The Bank of Russia has made a significant move by cutting its key interest rate by 100 basis points to 20%, marking the first rate cut since 2022. This decision comes as a response to the slowdown in inflation, with the central bank noting that the high key rate has led to a substantial decrease in inflation rates. According to Governor Elvira Nabiullina, the regulator is now more confident that this trend is sustainable, with the annualized monthly inflation rate standing at 7% in March and falling to approximately 6% in April.
The central bank has stressed that this cut should not be seen as the beginning of a rapid easing cycle, as they plan to maintain monetary conditions as tight as necessary to return inflation to its 4% target by 2026. Nabiullina warned that if inflation growth resumes, the bank may raise the key rate again. This cautious approach is a result of the economic instability caused by the Western sanctions imposed on Russia over the Ukraine conflict in February 2022. The Bank of Russia had previously raised its key rate from 9.5% to 20% to stabilize the ruble and contain inflation.
Despite the challenges, the Russian economy is gradually getting back on a stable growth path. After contracting by 1.2% in 2022, the economy expanded by 3.6% in 2023 and 4.1% in 2024, supported in part by the central bank’s policies. However, growth is expected to moderate in the coming years, with forecasts projecting growth of 1-2% in 2025 and up to 1.5% in 2026.
Experts have welcomed the move as a positive signal for the economy. Maxim Chirkov, associate professor at the State University of Management, believes that this will revitalize key industries and reduce borrowing costs. Georgy Ostapkovich, director of the Center for Market Research at HSE University, called the decision “logical and expected,” though he noted that the effects would take time to materialize. He also predicted that a further rate cut to 17-18% is possible by year-end.

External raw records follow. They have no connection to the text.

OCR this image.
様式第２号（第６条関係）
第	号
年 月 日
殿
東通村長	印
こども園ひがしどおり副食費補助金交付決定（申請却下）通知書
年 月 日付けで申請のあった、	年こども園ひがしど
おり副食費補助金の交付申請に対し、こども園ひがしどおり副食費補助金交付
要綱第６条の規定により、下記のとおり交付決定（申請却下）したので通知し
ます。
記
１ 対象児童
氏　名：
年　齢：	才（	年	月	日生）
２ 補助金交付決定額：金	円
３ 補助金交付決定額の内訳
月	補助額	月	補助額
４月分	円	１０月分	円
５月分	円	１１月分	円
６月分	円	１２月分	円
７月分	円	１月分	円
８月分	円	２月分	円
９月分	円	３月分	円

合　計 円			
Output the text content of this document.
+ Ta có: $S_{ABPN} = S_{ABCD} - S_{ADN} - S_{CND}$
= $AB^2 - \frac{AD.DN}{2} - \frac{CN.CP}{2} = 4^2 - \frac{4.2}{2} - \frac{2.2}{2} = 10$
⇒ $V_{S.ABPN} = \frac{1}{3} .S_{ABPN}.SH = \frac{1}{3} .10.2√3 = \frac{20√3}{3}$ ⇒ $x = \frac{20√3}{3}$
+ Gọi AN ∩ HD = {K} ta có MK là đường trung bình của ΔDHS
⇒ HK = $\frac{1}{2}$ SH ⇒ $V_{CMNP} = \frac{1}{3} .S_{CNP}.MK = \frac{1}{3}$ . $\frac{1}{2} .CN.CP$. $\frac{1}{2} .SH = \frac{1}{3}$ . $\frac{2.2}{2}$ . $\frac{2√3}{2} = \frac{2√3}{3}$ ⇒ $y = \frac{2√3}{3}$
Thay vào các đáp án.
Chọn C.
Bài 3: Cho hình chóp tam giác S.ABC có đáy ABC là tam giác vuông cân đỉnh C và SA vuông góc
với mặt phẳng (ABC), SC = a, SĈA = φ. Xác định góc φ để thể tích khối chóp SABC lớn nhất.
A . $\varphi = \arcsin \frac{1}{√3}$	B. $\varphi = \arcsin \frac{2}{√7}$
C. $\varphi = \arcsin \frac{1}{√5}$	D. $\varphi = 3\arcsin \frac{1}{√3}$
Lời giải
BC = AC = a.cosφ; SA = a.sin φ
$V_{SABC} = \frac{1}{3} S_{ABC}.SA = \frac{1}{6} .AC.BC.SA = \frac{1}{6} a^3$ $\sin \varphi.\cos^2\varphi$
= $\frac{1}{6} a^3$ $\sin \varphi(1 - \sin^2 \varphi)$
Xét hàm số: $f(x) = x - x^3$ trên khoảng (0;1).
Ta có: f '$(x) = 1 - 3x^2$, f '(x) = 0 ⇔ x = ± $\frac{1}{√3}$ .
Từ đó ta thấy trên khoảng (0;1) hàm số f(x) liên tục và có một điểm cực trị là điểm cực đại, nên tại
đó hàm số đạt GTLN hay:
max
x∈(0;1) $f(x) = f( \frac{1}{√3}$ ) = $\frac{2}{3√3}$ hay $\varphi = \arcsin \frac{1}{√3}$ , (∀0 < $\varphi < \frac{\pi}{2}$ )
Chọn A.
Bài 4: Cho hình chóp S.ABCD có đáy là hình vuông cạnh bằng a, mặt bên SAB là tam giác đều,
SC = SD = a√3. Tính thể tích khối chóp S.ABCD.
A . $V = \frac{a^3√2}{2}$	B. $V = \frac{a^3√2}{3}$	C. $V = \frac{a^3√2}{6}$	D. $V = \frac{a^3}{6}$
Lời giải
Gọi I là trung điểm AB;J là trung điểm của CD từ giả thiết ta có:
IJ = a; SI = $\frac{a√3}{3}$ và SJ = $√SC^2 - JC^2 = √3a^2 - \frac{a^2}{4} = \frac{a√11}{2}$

In currency markets, expectations are also cautiously optimistic, with Financial University economist Petr Shcherbachenko suggesting that a sustained decline in inflation could support the ruble’s long-term strength. As the Russian economy continues to navigate the complexities of the global market, this rate cut may be a step in the right direction towards stabilizing the economy and promoting growth.